B 40

4.2K 314 9
                                    

"Biy, kaos kaki aku mana ya?" Tanya Derren berteriak.

"Di lemari bawah biasanya." Balas Biya ikut teriak.

"Kalau udah buruan sarapan, kita udah telat." Teriak Biya lagi. Kasihan sekali yang menjadi tetangga apartemen mereka.

Hari ini mereka akan menghadiri pernikahan abang Biya a.k.a Gibran.
Gibran akhirnya menikah dengan salah satu relawan rumah singgah yang dikelola keluarganya.

Biya berteman baik dengan calon istri Gibran. Ia bersyukur insyaAllah pilihan abangnya tidak salah. Gadis itu taat, baik, dan penuh perhatian. Pokoknya bikin adem orang-orang yang ada di sekitarnya.

"Lho kok baju kita beda?" Tanya Derren melihat Biya menggunakan dress cokelat susu, sedangkan ia menggunakan kemeja abu-abu kombinasi hitam.

"Kan aku udah siapin kemejanya di dekat tempat setrika."

"Kata kamu kemarin mau pake gamis baru yang abu." Ucap Derren kembali masuk ke kamar untuk ganti baju. Biya mengikuti Derren.

"Kalau pakai abu-abu terus kerudungnya hitam ke nikahan kok kayaknya kurang cocok. Makanya aku siapain yang cokelat susu." Jelas Biya membantu merapikan penampilan Derren.

"Terima kasih."

"Hum, ayo sarapan."

Sebenarnya ini masih terlalu pagi untuk sarapan. Haruskah mereka menyebutnya sahur? Demi apapun ia baru jam 3 pagi.

Salahkan Gibran yang melaksanakan akad nikah setelah sholat subuh. Juga tempat pelaksanaanya di masjid cukup jauh dari apartemen mereka, sehingga mereka harus berangkat bahkan sebelum adzan subuh berkumandang.

***

"Mau ke pantai?"

Biya menatap Derren, ia sedikit tidak yakin dengan apa yang ia dengar karena tadi sedang melamun.

"Dari sini ke pantai nggak terlalu jauh, cuma 30 menitan. Mau nggak?" Biya mengangguk antusias.

"Mau mauuu. Nanti aku bakal pamer ke Bayu sama Bila." Derren terkekeh, tiga bersaudara itu benar-benar.

Pasti seru jika memiliki saudara yang selisih umurnya tidak terlalu jauh. Bukan seperti dia dan adiknya yang jika pergi bersama pantas dianggap bapak dan anak.

"Kalau Diva nggak dipamerin?"

"Kalau pamer ke Diva ntar dia ngrengek minta ke pantai, kita juga yang repot."
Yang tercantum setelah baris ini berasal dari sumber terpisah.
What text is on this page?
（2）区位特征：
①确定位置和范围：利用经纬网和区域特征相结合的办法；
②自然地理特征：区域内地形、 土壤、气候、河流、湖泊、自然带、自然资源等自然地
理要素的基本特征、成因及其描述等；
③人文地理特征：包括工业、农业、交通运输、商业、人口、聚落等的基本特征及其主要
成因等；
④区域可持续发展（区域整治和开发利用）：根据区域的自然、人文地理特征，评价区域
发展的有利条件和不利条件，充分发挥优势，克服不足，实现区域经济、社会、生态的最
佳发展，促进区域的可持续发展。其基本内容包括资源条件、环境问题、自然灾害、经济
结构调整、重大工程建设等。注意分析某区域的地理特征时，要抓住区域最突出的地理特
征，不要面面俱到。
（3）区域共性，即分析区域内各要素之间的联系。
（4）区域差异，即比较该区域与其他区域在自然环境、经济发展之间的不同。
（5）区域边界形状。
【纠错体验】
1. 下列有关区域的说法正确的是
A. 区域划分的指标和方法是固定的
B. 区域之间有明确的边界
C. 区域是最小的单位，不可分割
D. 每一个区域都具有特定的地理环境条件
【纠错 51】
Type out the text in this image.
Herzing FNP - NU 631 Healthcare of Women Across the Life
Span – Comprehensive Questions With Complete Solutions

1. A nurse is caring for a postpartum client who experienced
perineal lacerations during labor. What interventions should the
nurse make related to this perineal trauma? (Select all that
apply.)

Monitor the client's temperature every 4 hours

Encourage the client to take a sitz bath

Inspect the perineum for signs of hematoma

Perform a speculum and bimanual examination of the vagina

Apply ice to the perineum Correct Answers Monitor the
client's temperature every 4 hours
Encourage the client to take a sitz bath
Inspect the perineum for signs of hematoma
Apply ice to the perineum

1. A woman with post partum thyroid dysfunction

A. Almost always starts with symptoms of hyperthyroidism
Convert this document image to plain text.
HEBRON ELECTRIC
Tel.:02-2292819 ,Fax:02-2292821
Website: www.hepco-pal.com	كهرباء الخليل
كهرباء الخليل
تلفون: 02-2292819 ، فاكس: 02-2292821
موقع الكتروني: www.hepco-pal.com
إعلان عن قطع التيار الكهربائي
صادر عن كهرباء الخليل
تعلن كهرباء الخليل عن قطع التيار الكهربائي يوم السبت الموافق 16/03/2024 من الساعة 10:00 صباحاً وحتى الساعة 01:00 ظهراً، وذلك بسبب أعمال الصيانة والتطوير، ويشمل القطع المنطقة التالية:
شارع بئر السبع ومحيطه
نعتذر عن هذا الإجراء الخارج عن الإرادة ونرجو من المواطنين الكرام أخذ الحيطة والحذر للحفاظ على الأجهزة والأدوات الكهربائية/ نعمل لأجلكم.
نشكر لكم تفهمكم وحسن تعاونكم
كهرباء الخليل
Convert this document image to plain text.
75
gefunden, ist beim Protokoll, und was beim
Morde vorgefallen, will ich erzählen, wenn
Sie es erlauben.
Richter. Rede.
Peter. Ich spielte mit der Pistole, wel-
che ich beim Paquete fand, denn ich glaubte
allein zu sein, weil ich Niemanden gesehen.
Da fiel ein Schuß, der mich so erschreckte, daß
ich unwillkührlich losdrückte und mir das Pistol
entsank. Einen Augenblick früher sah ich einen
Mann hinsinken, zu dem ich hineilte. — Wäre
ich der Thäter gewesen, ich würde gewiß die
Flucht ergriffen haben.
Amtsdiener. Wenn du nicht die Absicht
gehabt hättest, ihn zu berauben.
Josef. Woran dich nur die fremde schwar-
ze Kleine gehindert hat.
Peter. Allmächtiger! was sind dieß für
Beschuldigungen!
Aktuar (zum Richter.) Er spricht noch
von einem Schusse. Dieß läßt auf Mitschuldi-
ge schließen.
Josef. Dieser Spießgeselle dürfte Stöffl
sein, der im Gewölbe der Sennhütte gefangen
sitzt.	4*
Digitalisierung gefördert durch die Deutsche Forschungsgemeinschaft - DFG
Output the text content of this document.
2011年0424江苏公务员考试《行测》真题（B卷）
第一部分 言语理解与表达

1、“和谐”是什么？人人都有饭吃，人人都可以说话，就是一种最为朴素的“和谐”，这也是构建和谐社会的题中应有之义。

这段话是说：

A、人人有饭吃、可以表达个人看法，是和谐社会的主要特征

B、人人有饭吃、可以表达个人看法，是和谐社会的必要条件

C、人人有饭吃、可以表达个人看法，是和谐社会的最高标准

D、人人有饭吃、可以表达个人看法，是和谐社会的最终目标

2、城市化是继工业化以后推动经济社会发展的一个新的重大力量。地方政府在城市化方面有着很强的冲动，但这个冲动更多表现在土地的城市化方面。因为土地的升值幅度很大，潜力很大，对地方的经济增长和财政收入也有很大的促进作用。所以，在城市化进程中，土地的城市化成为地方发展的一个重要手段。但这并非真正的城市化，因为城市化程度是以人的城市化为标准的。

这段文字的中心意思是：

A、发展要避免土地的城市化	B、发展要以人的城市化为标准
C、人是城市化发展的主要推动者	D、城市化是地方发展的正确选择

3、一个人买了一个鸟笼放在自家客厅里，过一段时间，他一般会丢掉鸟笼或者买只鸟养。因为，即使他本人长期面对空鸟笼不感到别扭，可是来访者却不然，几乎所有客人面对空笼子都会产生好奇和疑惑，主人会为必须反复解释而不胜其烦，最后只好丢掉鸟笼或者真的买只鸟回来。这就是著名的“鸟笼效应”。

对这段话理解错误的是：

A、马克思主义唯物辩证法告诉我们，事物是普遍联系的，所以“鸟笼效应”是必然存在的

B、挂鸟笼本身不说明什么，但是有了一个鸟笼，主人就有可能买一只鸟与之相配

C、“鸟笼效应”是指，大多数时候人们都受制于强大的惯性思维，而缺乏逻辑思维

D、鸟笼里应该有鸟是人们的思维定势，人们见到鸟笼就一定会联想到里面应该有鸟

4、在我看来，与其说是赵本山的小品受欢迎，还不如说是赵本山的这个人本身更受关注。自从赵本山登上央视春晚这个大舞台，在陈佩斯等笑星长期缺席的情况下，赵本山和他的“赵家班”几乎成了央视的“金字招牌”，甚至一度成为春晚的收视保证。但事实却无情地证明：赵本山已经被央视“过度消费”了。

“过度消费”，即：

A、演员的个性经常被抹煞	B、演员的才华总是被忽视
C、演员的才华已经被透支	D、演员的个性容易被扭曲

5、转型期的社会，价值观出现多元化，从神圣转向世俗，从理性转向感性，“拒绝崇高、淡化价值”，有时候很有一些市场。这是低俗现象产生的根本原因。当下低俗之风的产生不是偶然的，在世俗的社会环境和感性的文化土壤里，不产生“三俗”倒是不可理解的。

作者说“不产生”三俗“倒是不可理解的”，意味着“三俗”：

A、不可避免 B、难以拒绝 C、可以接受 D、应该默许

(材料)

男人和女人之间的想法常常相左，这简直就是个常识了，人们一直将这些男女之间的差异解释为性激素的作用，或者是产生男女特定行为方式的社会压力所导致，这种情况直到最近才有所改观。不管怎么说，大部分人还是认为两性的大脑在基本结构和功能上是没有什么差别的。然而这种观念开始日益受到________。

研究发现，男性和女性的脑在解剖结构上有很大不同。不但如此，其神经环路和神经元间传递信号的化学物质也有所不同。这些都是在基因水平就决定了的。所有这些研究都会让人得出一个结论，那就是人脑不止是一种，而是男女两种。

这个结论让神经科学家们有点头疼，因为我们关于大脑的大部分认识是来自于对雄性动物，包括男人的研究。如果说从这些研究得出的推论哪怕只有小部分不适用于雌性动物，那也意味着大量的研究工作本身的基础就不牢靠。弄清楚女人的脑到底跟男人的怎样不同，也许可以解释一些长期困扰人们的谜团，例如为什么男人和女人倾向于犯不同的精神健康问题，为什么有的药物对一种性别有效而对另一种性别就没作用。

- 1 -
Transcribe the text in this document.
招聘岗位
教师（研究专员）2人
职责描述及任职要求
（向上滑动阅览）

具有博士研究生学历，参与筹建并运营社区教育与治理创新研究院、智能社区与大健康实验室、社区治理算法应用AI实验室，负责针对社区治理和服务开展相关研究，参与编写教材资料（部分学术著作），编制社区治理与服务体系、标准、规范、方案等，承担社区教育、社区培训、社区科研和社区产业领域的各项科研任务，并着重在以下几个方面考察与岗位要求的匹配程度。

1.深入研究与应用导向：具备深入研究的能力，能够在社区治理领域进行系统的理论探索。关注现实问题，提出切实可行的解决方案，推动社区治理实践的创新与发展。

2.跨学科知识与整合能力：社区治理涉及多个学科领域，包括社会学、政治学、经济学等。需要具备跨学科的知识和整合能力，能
Benar, adiknya pasti merengek minta diantar ke pantai juga. Apalagi Diva sangat menyukai air, apapun itu yang ada airnya Diva akan suka.

"Adek kamu kan." Ucap Derren menyadari Diva lebih banyak kemiripan dengan Biya dibandingkan dirinya.

"Iya, karna kamu nggak mau mengakui, dengan senang hati Diva jadi adek aku aja." Respons Biya tak keberatan.

"Dia lebih sayang ke kamu daripada abang kandungnya sendiri." Ucap Derren membuat Biya terkekeh.

"Makanya jangan dijahilin terus. Eh tau nggak Der, tadi waktu di resepsi, Diva kan bareng sama aku, terus dia ... "

Derren tersenyum saat mendengar Biya yang antusias menceritakan adiknya. Setidaknya dengan mengalihkan obrolan ringan ini, Biya bisa melupakan sejenak beban pikirannya.

Apalagi kalau bukan soal momongan. Topik yang cukup sensitif untuk Biya satu tahun belakangan.

Menyebalkannya tadi saat resepsi pernikahan Gibran, Biya mengambil alih untuk menggendong anak Bayu seperti biasa. Banyak yang menanyakan, kapan menyusul, sudah cocok tuh, dan berbagai ucapan serupa yang Derren yakini sebenarnya mengganggu Biya. Makanya sejak memasuki mobil untuk pulang tadi, Biya lebih banyak diam dan melamun.